Hiçbir alakası yok. Şimdi Kürtlerle İranlılar ve Araplar, Hz. Nuh’un Sami ismindeki oğlundan türeyen neslindendirler. Türkler ise Hank oğlundandır. Yani Hz. Nuh’un hemen yanından beri birbirinden ayrıdır. Hem Kürt isminin teşekkülü Türklerden çok öncedir. İbni Haldun bir şema çizmiş şecere gibi. Ona göre Kürtlerin Türklerden iki baba önce Kürt kelimesi var sonra Türkler de geliyor. Onun için çok eskidir. Kürtler daha eskidir.
Birde Üstadın, Prens Sabahattin’in Adem-i Merkeziyet fikrine karşı çıkışı var. O gün yazdığı bir mektup var, onu da okuyalım isterseniz.
Çok iyi olur…
“Hem de her kavmin mabihil-bekası olan adat-ı milliye ve lisan-ı kavmiyeye isti’dadı efkara muvafık, (yani her bir millette ayrı bir istidat var ona muvafık) hükümet teşebbüsata başlamalı… Ta ki makine-i terakkiyatı medeniyyenin buharı hükmünde olan müsabakayı intaç edecek hissi rekabet peyda olabilsin. (Yani eyaletler olursa, Kürtler kendini göstermeye çalışır, Lazlar da ona bakar rekabete girer, o da gelişmeye çalışır bu müsabaka ülkeyi de gelişmeye sevk eder.) Yoksa bu revabıt ve macerayı fekk edecek Adem-i Merkeziyet fikri; veyahut onun ammizadesi unsura mahsus siyasi kulupler -zaten merkezden nefret var- istibdat ciheti ile ve şiddeti ihtilaf-ı unsur ve mezhep sebebiyle birden bire kuvve-i aniyilmerkeziyeye inkılap edeceğinden, tevsi-i mezuniyet kabına vahşetin galeyanıyla sığmayacağından; (Merkezden doğru yayılma. Etraftan merkeze doğru gitme ayrı şey. Kuvve-i anilmerkeziye oldumu olmaz.) Osmanlılık ve meşrutiyet perdesini birden feveran ile yırtacak bir muhtariyete; Ve sonra istiklaliyete; ve sonra tevaif-i mülûk suretini giydiğinden.(Abbasiler zamanında 60 ukalanın yaptığı gibi) hissi rekabet daiyesiyle vahşetin ve ademi müsavatın mahsulü olan fikri istila yardımıyla bir mücadele-i keşmekeşi intaç edeceğinden, öyle bir zenbi azim olur ki; Hürriyetteki hasene-i uzmaya, menafi-i umumi mizanıyla tartılsa muvazi belki ağır gelecektir.” (Asar-ı Bediiye sh. 456)

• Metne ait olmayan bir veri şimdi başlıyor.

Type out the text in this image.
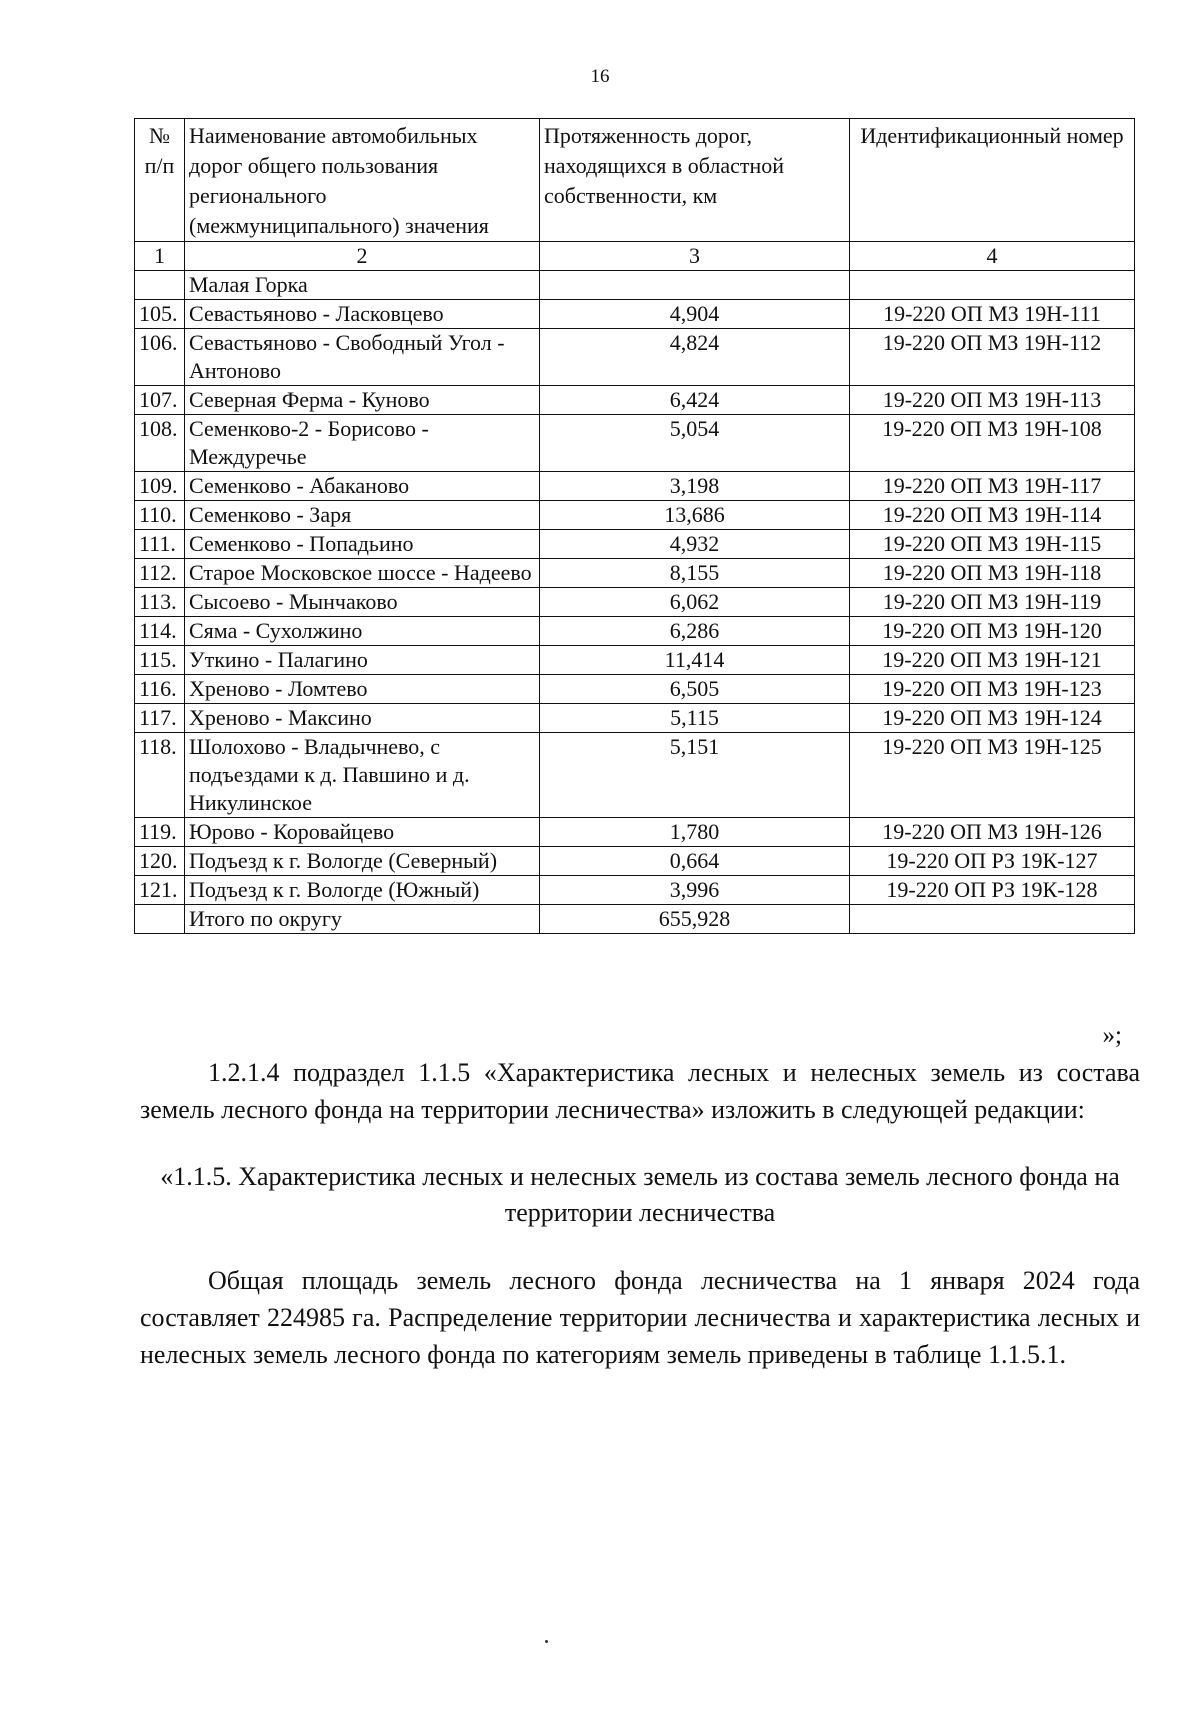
16
№ п/п	Наименование автомобильных дорог общего пользования регионального (межмуниципального) значения	Протяженность дорог, находящихся в областной собственности, км	Идентификационный номер
1	2	3	4
	Малая Горка		
105.	Севастьяново - Ласковцево	4,904	19-220 ОП МЗ 19Н-111
106.	Севастьяново - Свободный Угол - Антоново	4,824	19-220 ОП МЗ 19Н-112
107.	Северная Ферма - Куново	6,424	19-220 ОП МЗ 19Н-113
108.	Семенково-2 - Борисово - Междуречье	5,054	19-220 ОП МЗ 19Н-108
109.	Семенково - Абаканово	3,198	19-220 ОП МЗ 19Н-117
110.	Семенково - Заря	13,686	19-220 ОП МЗ 19Н-114
111.	Семенково - Попадьино	4,932	19-220 ОП МЗ 19Н-115
112.	Старое Московское шоссе - Надеево	8,155	19-220 ОП МЗ 19Н-118
113.	Сысоево - Мынчаково	6,062	19-220 ОП МЗ 19Н-119
114.	Сяма - Сухолжино	6,286	19-220 ОП МЗ 19Н-120
115.	Уткино - Палагино	11,414	19-220 ОП МЗ 19Н-121
116.	Хреново - Ломтево	6,505	19-220 ОП МЗ 19Н-123
117.	Хреново - Максино	5,115	19-220 ОП МЗ 19Н-124
118.	Шолохово - Владычнево, с подъездами к д. Павшино и д. Никулинское	5,151	19-220 ОП МЗ 19Н-125
119.	Юрово - Коровайцево	1,780	19-220 ОП МЗ 19Н-126
120.	Подъезд к г. Вологде (Северный)	0,664	19-220 ОП РЗ 19К-127
121.	Подъезд к г. Вологде (Южный)	3,996	19-220 ОП РЗ 19К-128
	Итого по округу	655,928	
»;
1.2.1.4 подраздел 1.1.5 «Характеристика лесных и нелесных земель из состава земель лесного фонда на территории лесничества» изложить в следующей редакции:
«1.1.5. Характеристика лесных и нелесных земель из состава земель лесного фонда на территории лесничества
Общая площадь земель лесного фонда лесничества на 1 января 2024 года составляет 224985 га. Распределение территории лесничества и характеристика лесных и нелесных земель лесного фонда по категориям земель приведены в таблице 1.1.5.1.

Evet bir şey varsa onu kimse inkar edemez. Üstad Hazretlerinin de ifade ettiği gibi, binler seneden beri milliyetini ve lisanını unutmayan (olabilir bazı yerlerde ufak tefek, büyük şehirlerde yaşayanlar unutmuş olabilirler) ama umumiyetle dünyada Kürtler milliyetini unutmadılar. Bence başbakan ve hükümet bunu böyle kabul ediyor. Niyeti inşallah halistir. Tabi dediğim gibi bilemiyoruz, ne gibi bir proje ortaya koyacak. Karşı taraf da buna ne gibi bir anlaşmayla karşı koyacak, ne isteyecekler bunu zaman gösterecek. İnşallah hayırlı bir netice ile sonuçlanır.